The large training dataset is created by using creative, sensible captions generated by fine-tuned GPT-3. The next part is generating paired images from paired captions. We use a pre-trained text-to-image model to transform a pair of captions into a pair of images.
Again, as we discussed earlier the challenge of consistency in the images generated from both the captions shows up. This problem is solved by using a method called prompt-to-prompt. Refer to the following image
Prompt-to-prompt aims at helping multiple generations from a text-to-image model to be similar. This is done through borrowed cross-attention weights in some number of denoising steps.
However, there is no measure of what similarity between generated image pair is the sweet spot. Prompt-to-prompt has a parameter to control the similarity between the generated image pair. It is still difficult to get the optimal value of this parameter.
Therefore 100 sample pairs of images per caption-pair each with a random parameter value are generated and these are filtered by clip-based metric. CLIP generates captions for generated images and changes between the image captions give a measure of consistency.
We use our generated training data to train a conditional Stable diffusion model that edits images from written instructions.
How Does InsructPix2Pix Work?
The final task of the InstructPix2Pix is to condition the input image(CI) and text instruction(CT). Classifier-free guidance involves training the model for both conditional and unconditional denoising. When the guidance scale(s) is greater than 1 the image generated gives more weight to conditioned denoising and less to unconditional denoising.
As InstructPix2Pix has 2 conditions 2 guidance scales (sI) and (sT) are used. The scales can be adjusted to trade off how strongly the generated samples correspond with the input image and how strongly they correspond with the edit instruction.
Running InstructPix2Pix
Install diffusers and relevant dependencies:
!pip install diffusers accelerate safetensors transformers
Load the model, image and edit the image:
import PIL
import requests
import torch
from diffusers import StableDiffusionInstructPix2PixPipeline, EulerAncestralDiscreteScheduler
model_id = "timbrooks/instruct-pix2pix"
pipe = StableDiffusionInstructPix2PixPipeline.from_pretrained(model_id, torch_dtype=torch.float16, safety_checker=None)
pipe.to("cuda")
pipe.scheduler = EulerAncestralDiscreteScheduler.from_config(pipe.scheduler.config)
url = "https://raw.githubusercontent.com/timothybrooks/instruct-pix2pix/main/imgs/example.jpg"
def download_image(url):
image = PIL.Image.open(requests.get(url, stream=True).raw)
image = PIL.ImageOps.exif_transpose(image)
image = image.convert("RGB")
return image
image = download_image(url)
prompt = "add classic black cooling glasses"
images = pipe(prompt, image=image, num_inference_steps=10, image_guidance_scale=1).images
images[0]
How is different From ControlNet?
ControlNet is focused on generating new images based on certain pre-set conditions.
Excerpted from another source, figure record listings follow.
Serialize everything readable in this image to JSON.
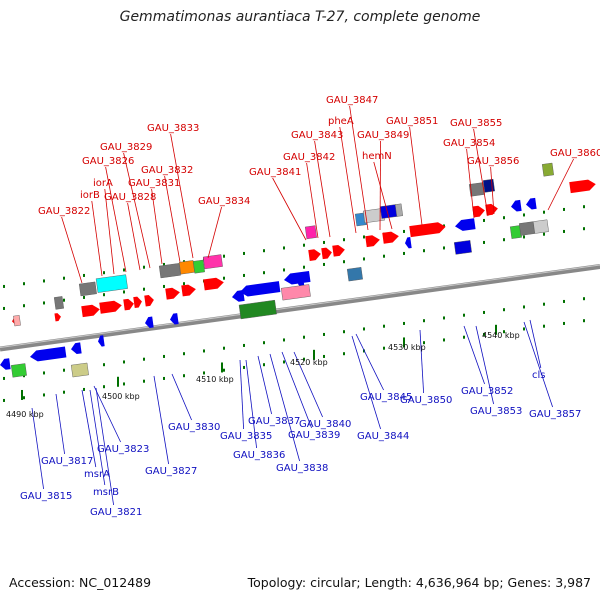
{
  "title": "Gemmatimonas aurantiaca T-27, complete genome",
  "footer": {
    "accession": "Accession: NC_012489",
    "summary": "Topology: circular; Length: 4,636,964 bp; Genes: 3,987"
  },
  "colors": {
    "top_strand": "#ff0000",
    "bottom_strand": "#0000ee",
    "top_label": "#d40000",
    "bottom_label": "#1010c0",
    "track": "#888888",
    "tick": "#007000"
  },
  "scale_labels": [
    "4490 kbp",
    "4500 kbp",
    "4510 kbp",
    "4520 kbp",
    "4530 kbp",
    "4540 kbp"
  ],
  "top_genes": [
    "GAU_3822",
    "iorB",
    "iorA",
    "GAU_3826",
    "GAU_3828",
    "GAU_3829",
    "GAU_3831",
    "GAU_3832",
    "GAU_3833",
    "GAU_3834",
    "GAU_3841",
    "GAU_3842",
    "GAU_3843",
    "pheA",
    "GAU_3847",
    "GAU_3849",
    "hemN",
    "GAU_3851",
    "GAU_3854",
    "GAU_3855",
    "GAU_3856",
    "GAU_3860"
  ],
  "bottom_genes": [
    "GAU_3815",
    "GAU_3817",
    "msrA",
    "msrB",
    "GAU_3821",
    "GAU_3823",
    "GAU_3827",
    "GAU_3830",
    "GAU_3835",
    "GAU_3836",
    "GAU_3837",
    "GAU_3838",
    "GAU_3839",
    "GAU_3840",
    "GAU_3844",
    "GAU_3845",
    "GAU_3850",
    "GAU_3852",
    "GAU_3853",
    "GAU_3857",
    "cls"
  ]
}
While Instruct Pix2Pix is focused on editing existing images based on text instructions. Both can be used together for a more controlled and specific image generation and editing process.
Both ControlNet and Instruct Pix2Pix provide additional control and flexibility in the image generation and editing process. The choice between the two depends on the specific task at hand.
Conclusion
The article explains the InstructPix2Pix model paper and its implications in a simple way. It is good at following general image editing instructions, but it might break when complex instructions are passed.
InstructPix2Pix model uses data generated from stable diffusion for training. So, the quality of images generated by the InstructPix2Pix model is similar to its training data. A ControlNet training setup might improve the performance of the model and the quality of training data can be further improved to boost performance.